In the CONTROL SET, you can see how the MOD WHEEL is assigned to "E-LFO PMD" (Element Low Frequency Oscillator Pitch Modulation Depth) and "E-LFO FMD" (Element Low Frequency Oscillator Filter Modulation Depth) - basically it is vibrato and filter movement. So you can apply your own vibrato with the Low Frequency Oscillator. The LFO's name is very descriptive. Humans recognize consistent vibrations between 20 cycles per second and 20,000 cycles per second as musical sound. Outside of that range frequencies are interpreted differently. Above 20,000 cycles dogs can hear, fortunately for us, we cannot. Below 20, the musical tone breaks down into separate, distinct events. And finally, we interpret them as rates rather than music. Vibrato is the change in pitch both up and down a few times per second - so the LFO is used to apply a "rate" of change in the 'few times a second range'... if you will.
Experiment. Notice the Ribbon Controller is doing COARSE TUNING - another way to apply vibrato, for those of you who want to do it organically. Place your finger in the center and roll it back and forth to apply manual vibrato.
The ASSIGN 1 (KNOB) will increase the SPICCATO Bow Element's Level if you need more Attack stroke.

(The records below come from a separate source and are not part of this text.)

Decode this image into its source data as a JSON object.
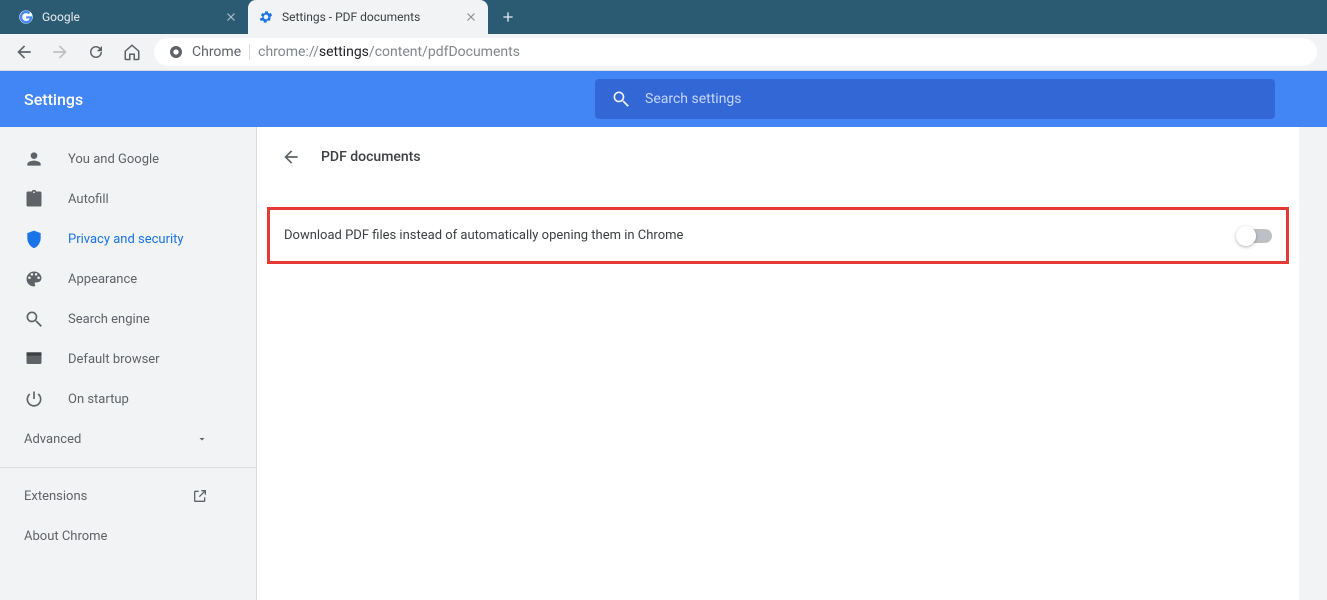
{
  "tabs": [
    {
      "title": "Google",
      "active": false
    },
    {
      "title": "Settings - PDF documents",
      "active": true
    }
  ],
  "omnibox": {
    "site_label": "Chrome",
    "url_prefix": "chrome://",
    "url_bold": "settings",
    "url_suffix": "/content/pdfDocuments"
  },
  "settings_header": {
    "title": "Settings",
    "search_placeholder": "Search settings"
  },
  "sidebar": {
    "items": [
      {
        "label": "You and Google"
      },
      {
        "label": "Autofill"
      },
      {
        "label": "Privacy and security"
      },
      {
        "label": "Appearance"
      },
      {
        "label": "Search engine"
      },
      {
        "label": "Default browser"
      },
      {
        "label": "On startup"
      }
    ],
    "advanced": "Advanced",
    "extensions": "Extensions",
    "about": "About Chrome"
  },
  "main": {
    "page_title": "PDF documents",
    "option_label": "Download PDF files instead of automatically opening them in Chrome",
    "toggle_on": false
  }
}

The ASSIGN 2 (KNOB) will raise and lower the Cutoff Frequency - this is an OFFSET setting - it is ADDING (Clockwise) or SUBTRACTING (Counterclockwise) values to the 8 individual Element's Filters: In this Voice they are 12dB per Octave Low Pass Filters. While you can set each Elements LPF individually, when performing the KNOB is assigned to control each Element (each Element is checked with a red mark indicating that it is applied to all 8 Elements).
Just as a quick comparison, call up the next VOICE: Violin Solo 2 AF1 PRE 4:002(A02)
Explore this Voice with what you have learned. Notice how [AF1] here applies the Spiccato Element... try performing violin phrases with the [AF1] button method of applying the bow stroke, versus the velocity method of applying the bow stroke as in the "Violin Solo 1".